Now do the heatmap visualisation with the processed values

fig = SimilarityMaps.GetSimilarityMapFromWeights(mol, cas_processed, alpha=0.2)#, colorMap='Greys_r', contourLines=5)

png

Much better - the added advantage of the above method is that you can tune the threshold as well

Let’s do it for all the molecules in our collection:

for smile in data['SMILES']:

    mol = Chem.MolFromSmiles(smile)
    
    # get atom types for each atom in the molecule
    atoms = [(atom.GetIdx(), get_atom_type(atom)) for atom in mol.GetAtoms()]

    # create dict with neighbors of each atom
    neighbors = {
        atom: [atoms[neighbor.GetIdx()] for neighbor in mol.GetAtomWithIdx(atom[0]).GetNeighbors()]
        for atom in atoms
    }

    atom_paths = _collect_atom_paths(neighbors)

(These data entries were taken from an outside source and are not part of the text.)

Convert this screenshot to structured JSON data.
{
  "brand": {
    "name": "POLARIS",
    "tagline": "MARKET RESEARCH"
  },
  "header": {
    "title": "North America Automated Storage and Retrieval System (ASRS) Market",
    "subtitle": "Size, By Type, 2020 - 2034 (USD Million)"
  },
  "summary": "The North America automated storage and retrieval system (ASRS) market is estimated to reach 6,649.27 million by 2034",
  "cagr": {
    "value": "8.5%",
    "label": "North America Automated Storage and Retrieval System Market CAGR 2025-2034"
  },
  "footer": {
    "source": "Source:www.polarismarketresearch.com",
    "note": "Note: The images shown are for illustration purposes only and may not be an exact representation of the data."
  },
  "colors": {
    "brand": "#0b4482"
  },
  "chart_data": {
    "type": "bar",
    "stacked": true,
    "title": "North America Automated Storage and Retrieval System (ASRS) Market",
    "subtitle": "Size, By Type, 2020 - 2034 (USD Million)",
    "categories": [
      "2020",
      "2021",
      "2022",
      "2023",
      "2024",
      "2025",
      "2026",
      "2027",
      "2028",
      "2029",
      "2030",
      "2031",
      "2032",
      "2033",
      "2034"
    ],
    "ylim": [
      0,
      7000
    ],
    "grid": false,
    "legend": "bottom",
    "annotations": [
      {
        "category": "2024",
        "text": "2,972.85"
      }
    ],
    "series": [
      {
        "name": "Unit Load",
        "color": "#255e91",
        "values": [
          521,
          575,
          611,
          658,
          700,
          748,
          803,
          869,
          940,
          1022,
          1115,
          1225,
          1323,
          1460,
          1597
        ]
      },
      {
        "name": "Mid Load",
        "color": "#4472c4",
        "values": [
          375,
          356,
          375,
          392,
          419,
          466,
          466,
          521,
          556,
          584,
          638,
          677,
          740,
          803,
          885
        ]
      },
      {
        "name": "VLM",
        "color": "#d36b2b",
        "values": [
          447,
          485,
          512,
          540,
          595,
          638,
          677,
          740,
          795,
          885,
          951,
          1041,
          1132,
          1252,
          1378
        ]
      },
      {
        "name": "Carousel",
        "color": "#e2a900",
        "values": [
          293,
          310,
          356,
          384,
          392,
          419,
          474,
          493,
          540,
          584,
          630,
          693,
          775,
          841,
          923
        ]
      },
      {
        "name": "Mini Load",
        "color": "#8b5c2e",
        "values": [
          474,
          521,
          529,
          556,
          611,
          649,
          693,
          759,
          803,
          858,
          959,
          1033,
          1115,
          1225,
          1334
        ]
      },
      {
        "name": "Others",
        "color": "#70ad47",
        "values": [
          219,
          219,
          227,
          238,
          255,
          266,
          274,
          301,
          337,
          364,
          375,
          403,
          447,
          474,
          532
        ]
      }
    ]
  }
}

    cas = np.zeros(len(atom_paths))
    for i, paths in enumerate(atom_paths):
        total_paths = len(paths)
        pi = fractional_occurrence(paths)
        cas[i] = -np.sum(pi * np.log2(pi)) + np.log2(total_paths)
        
    cas_norm = (cas-np.min(cas))/(np.max(cas)-np.min(cas))
    
    cas_processed = [value  if value>=0.8 else 0 for value in cas_norm]
    
    fig = SimilarityMaps.GetSimilarityMapFromWeights(mol, cas_processed, alpha=0.2)
    #fig = SimilarityMaps.GetSimilarityMapFromWeights(mol, cas_processed, colorMap='Greys_r', contourLines=5)

png

Let’s compare the above figures with the attributed complexity hotspots from the LinkedIn post:

Highlighted Complexity Hotspots

Here are a few examples:

For RPT193, the cyclobutane and azetidine rings are obvious complexity hotspots. The calculation above highlights an additional region between the pyrimidine and appended chain with the dichlorophenyl ring.
For GDC-0853: Only the gem-dimethyl motif and the oxatane ring are highlighted in the post above. However, the calculation shows a more extened region spaning from the pyridone ring and covering the whole 6-5-5 ring system on one end of the molecule.
For GS-6207: Again very arbitrary points of the compound are highlighted. On the other hand the calculation shows us that there are non-obvious complexity hotspots around the gem-dimethyl groups next to the methane-sulfonate group, the cyclopropapyl and gem-difluoro area as well as the junction of the indole and the ortho-and meta- carbon atoms of the pyridine ring.

In conclusion, molecular complexity is a quantity that can be quantified in different ways and can give us a better graps of the synthetic challenge that a compound may pose. I would strongly recommend to avoid using the term without any calculations and their associated caveats to refrain from generalities. Especially since with Python, RDKit and some personal drive, one can get numbers that may be of actual use.